About Google Professional Data Engineer Exam
Google offers the whole certification program for those candidates who want to know more about Cloud, and the Professional Data Engineer exam is one of the options in this professional-level track. This qualifying test grants you the Google Cloud certificate and proves that you can enable the data-driven decision making by collecting, transforming, as well as publishing data. Those individuals who hold the Google Professional Data Engineer certification have the skills in designing, building, operationalizing, securing, and monitoring data processing systems with a particular emphasis on compliance and security.
To be eligible for this Google certification, you don’t need to obtain any other certificates or pass any prior tests, but it is recommended that you have some experience in the industry and work at least 3 years in it. If you know how to design and manage solutions using GCP and you have been doing it for a year or more, this level of expertise will also help you understand the concepts covered in the prerequisite exam.
Before going for the certification test, you need to know what to expect from it. Thus, you should be ready for the multiple-choice as well as multiple-select questions, which you must clear within 120 minutes. The exam is available in English or Japanese and you will need to choose one of the options during the registration process. Also, you will have to choose the delivery method of the test (there are two options). You can go for the onsite proctored version and sit for the exam at any testing center or opt for the online exam to take it from a remote location. To register for this test, you should pay $200.
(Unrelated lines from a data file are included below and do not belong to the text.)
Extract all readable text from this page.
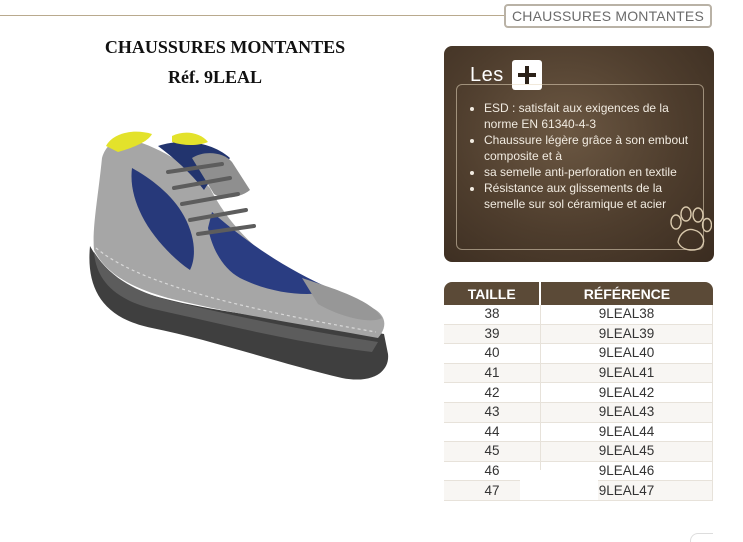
CHAUSSURES MONTANTES
CHAUSSURES MONTANTES
Réf. 9LEAL	Les
• ESD : satisfait aux exigences de la norme EN 61340-4-3
• Chaussure légère grâce à son embout composite et à
• sa semelle anti-perforation en textile
• Résistance aux glissements de la semelle sur sol céramique et acier
TAILLE	RÉFÉRENCE
38	9LEAL38
39	9LEAL39
40	9LEAL40
41	9LEAL41
42	9LEAL42
43	9LEAL43
44	9LEAL44
45	9LEAL45
46	9LEAL46
47	9LEAL47
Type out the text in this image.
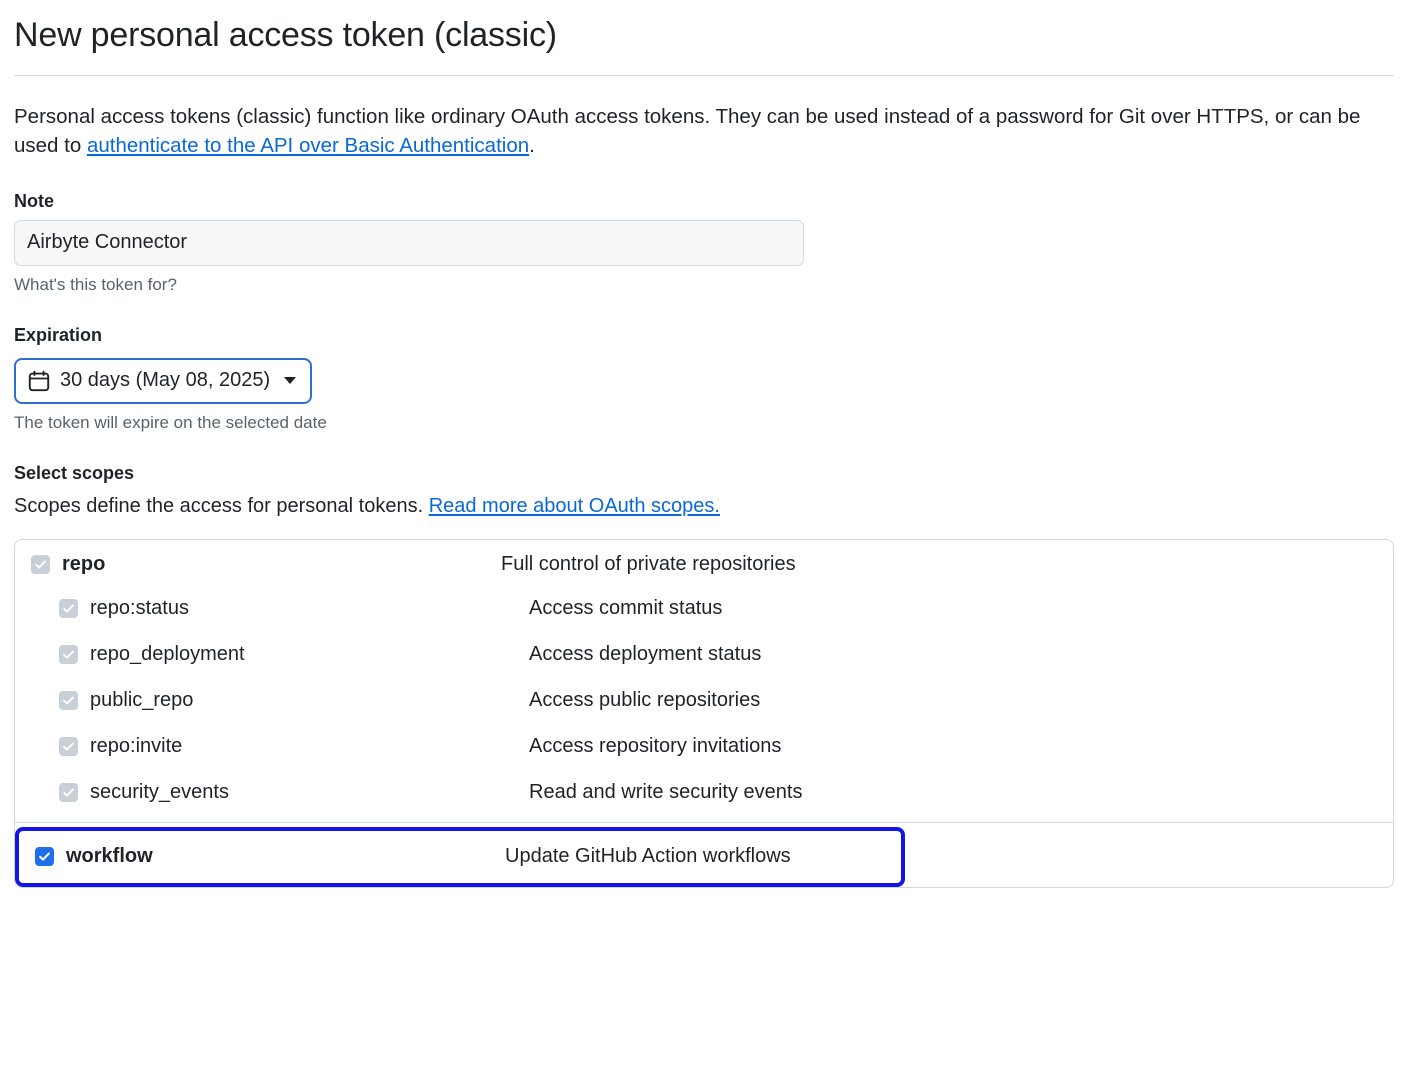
New personal access token (classic)

Personal access tokens (classic) function like ordinary OAuth access tokens. They can be used instead of a password for Git over HTTPS, or can be used to authenticate to the API over Basic Authentication.

Note
Airbyte Connector
What's this token for?
Expiration
30 days (May 08, 2025)
The token will expire on the selected date
Select scopes

Scopes define the access for personal tokens. Read more about OAuth scopes.

repo	Full control of private repositories
repo:status	Access commit status
repo_deployment	Access deployment status
public_repo	Access public repositories
repo:invite	Access repository invitations
security_events	Read and write security events
workflow	Update GitHub Action workflows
To prepare for this qualifying test, you can take the Big Data & Machine Learning Fundamentals course and enroll for Data Engineering on Google Cloud Platform. These training options can help you get started with big data & machine learning as well as know about the design of data processing systems, building of the end-to-end data pipelines, and learn how to analyze data. There are also two more courses that you can take, and one of them expands your understanding of Dataflow and teaches you the essential skills that you can apply to your first Google Cloud project. Other training course prepares you exactly for the certification exam.
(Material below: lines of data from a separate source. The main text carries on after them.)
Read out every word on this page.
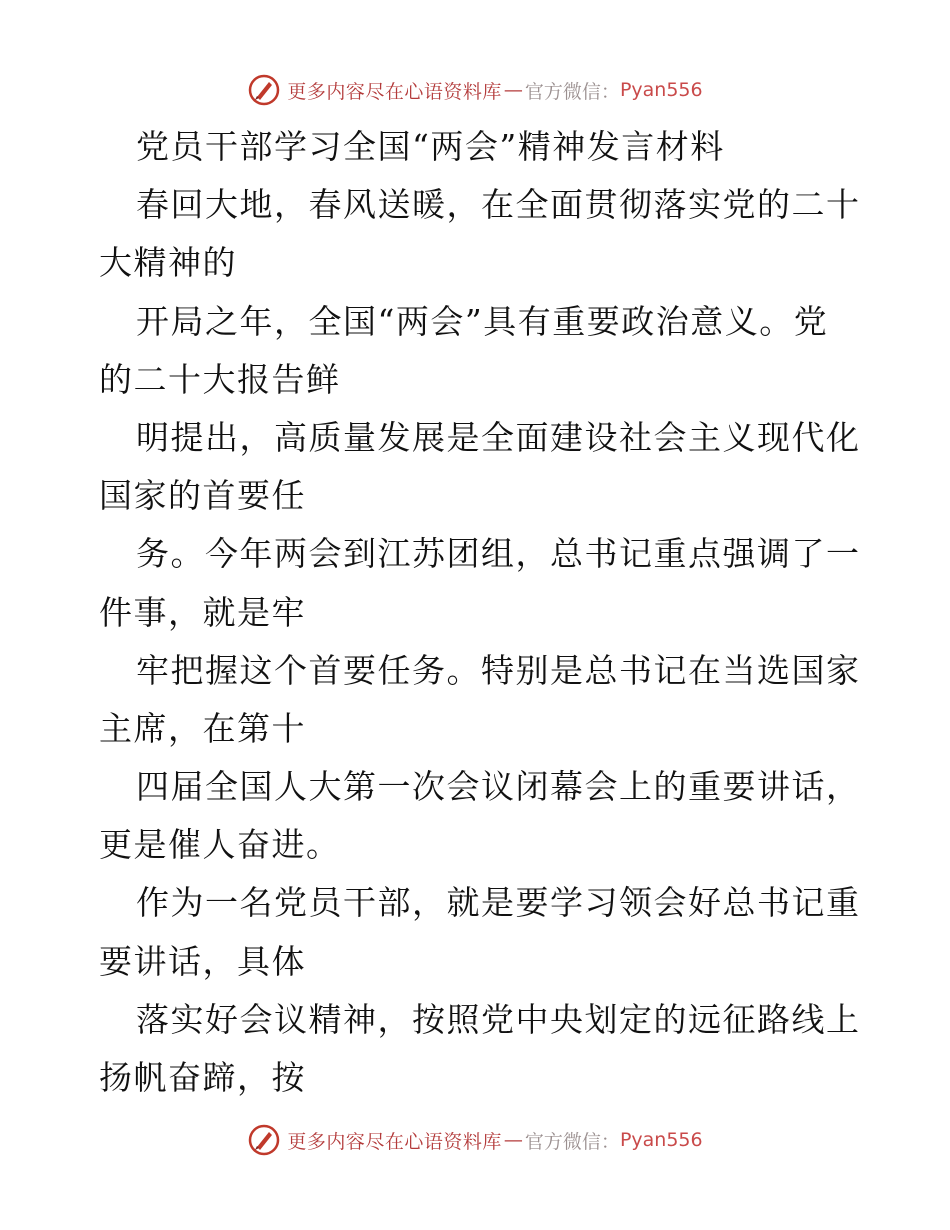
更多内容尽在心语资料库 — 官方微信： Pyan556
党员干部学习全国“两会”精神发言材料
春回大地，春风送暖，在全面贯彻落实党的二十
大精神的
开局之年，全国“两会”具有重要政治意义。党
的二十大报告鲜
明提出，高质量发展是全面建设社会主义现代化
国家的首要任
务。今年两会到江苏团组，总书记重点强调了一
件事，就是牢
牢把握这个首要任务。特别是总书记在当选国家
主席，在第十
四届全国人大第一次会议闭幕会上的重要讲话，
更是催人奋进。
作为一名党员干部，就是要学习领会好总书记重
要讲话，具体
落实好会议精神，按照党中央划定的远征路线上
扬帆奋蹄，按
更多内容尽在心语资料库 — 官方微信： Pyan556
To be able to answer all the questions during the test, you need to know which topics to learn beforehand. Therefore, it is important to explore the details in the exam blueprint and check the information on the official site to know if there were any changes in the content. All in all, the test contains the following domains:
- Designing data processing systems
This objective covers the details of the selection of the appropriate storage technologies, design of data pipelines and data processing solutions, as well as migration of data processing and data warehousing. Therefore, you should know about the processes, such as data publishing & visualization, job automation & orchestration, capacity planning, as well as system availability & fault tolerance. You should also have knowledge of the awareness of the current state and the ways of how to migrate a design to a future state. Besides that, it is important to have the skills in mapping storage systems to the business requirements, validating a migration, and using the distributed systems. Your knowledge base should also include the information about schema design, online vs. batch predictions, as well as choice of infrastructure.
- Building & operationalizing data processing systems
As for this topic, the potential candidates should know how to build and operationalize storage systems, processing infrastructure, and pipelines. This means that they should know about data cleansing, data acquisition & import, batch & streaming, storage costs & performance, as well as lifecycle management of data. Moreover, you are required to have the skills in adjusting pipelines and monitoring them, provisioning resources, and know about testing & quality control.
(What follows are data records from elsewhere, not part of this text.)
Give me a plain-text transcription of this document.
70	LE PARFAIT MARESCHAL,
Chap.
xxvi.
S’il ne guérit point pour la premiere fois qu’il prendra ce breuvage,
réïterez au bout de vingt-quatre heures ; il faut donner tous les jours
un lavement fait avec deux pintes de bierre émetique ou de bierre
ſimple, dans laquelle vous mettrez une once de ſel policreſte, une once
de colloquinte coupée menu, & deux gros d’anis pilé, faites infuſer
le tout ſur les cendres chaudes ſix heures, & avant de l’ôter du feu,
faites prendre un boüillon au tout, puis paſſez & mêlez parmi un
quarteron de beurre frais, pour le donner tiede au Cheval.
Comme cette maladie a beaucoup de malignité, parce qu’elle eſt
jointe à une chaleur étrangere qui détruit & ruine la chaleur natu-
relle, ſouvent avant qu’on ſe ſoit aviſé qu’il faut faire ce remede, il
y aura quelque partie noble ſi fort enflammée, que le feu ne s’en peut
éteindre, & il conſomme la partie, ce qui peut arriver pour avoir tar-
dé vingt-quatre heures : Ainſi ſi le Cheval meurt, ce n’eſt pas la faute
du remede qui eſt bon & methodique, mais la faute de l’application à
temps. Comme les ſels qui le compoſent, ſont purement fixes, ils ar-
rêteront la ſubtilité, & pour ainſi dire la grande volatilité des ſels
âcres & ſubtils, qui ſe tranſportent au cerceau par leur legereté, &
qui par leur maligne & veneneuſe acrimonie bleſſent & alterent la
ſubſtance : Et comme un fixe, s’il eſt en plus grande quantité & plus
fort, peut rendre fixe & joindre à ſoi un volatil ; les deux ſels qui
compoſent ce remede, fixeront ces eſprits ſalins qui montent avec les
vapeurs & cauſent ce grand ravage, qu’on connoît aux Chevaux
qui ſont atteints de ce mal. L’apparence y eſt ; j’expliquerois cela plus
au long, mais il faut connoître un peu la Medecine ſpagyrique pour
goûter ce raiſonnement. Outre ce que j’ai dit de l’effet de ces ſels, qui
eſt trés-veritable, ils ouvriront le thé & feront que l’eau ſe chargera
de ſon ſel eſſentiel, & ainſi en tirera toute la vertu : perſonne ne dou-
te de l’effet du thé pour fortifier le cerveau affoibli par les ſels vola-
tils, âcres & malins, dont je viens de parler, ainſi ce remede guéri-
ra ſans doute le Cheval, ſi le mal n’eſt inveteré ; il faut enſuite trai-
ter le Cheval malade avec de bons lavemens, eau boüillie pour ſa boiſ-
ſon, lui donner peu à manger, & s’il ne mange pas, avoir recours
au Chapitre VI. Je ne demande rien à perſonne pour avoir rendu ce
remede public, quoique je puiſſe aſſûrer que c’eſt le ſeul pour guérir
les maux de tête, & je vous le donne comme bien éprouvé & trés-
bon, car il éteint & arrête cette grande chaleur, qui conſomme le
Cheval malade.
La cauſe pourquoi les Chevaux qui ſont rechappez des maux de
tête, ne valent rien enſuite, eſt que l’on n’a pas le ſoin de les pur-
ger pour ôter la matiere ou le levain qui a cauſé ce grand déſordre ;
- Operationalizing machine learning models
In this domain, the individuals’ skills in deploying an ML pipeline, leveraging the pre-built ML models as a service, and choosing the appropriate training & serving infrastructure will be evaluated. These subareas include the details of the conversational experiences, ML APIs, continuous evaluation, hardware accelerators, and ML APIs customization. You should also have the ability to use edge compute, ingest appropriate data, and retrain the machine learning models. Besides that, the examinees need to have knowledge of how to measure, monitor, and troubleshoot the machine learning models. Therefore, it is important to know the machine learning terminology, learn about the common sources of error, and understand the impact of the dependencies of the machine learning models.
- Ensuring solution quality
The last section is all about the design for security and compliance. You are required to know how to ensure scalability and efficiency, flexibility and portability, as well as reliability and fidelity. Thus, it is important to know about identity and access management, data security, pipeline monitoring, verification and monitoring, as well as data cataloging, staging, and discovery. Furthermore, your skillset should include the abilities to choose between ACID, idempotent, eventually consistent requirements, perform data preparation & quality control, and build and run test suites. If you know how to map to the current and future business requirements as well as design for data & app portability, it will be a huge advantage during the test.
After passing the test with a great result and obtaining this Google certification, you will find out that there are many new doors have opened for you. This means that you will be able to land a more prestigious job and ask for a raise. Thus, you can become a Data Analyst, a Google Cloud Engineer, a Software Engineer, a Sr. Systems Engineer, a Google Cloud Data Modernization Engagement Lead, a Customer Engineer, an Ansible Automation Engineer, or an IT Engineer. As for the salary that you can expect, your average income can be about $137,776 per year.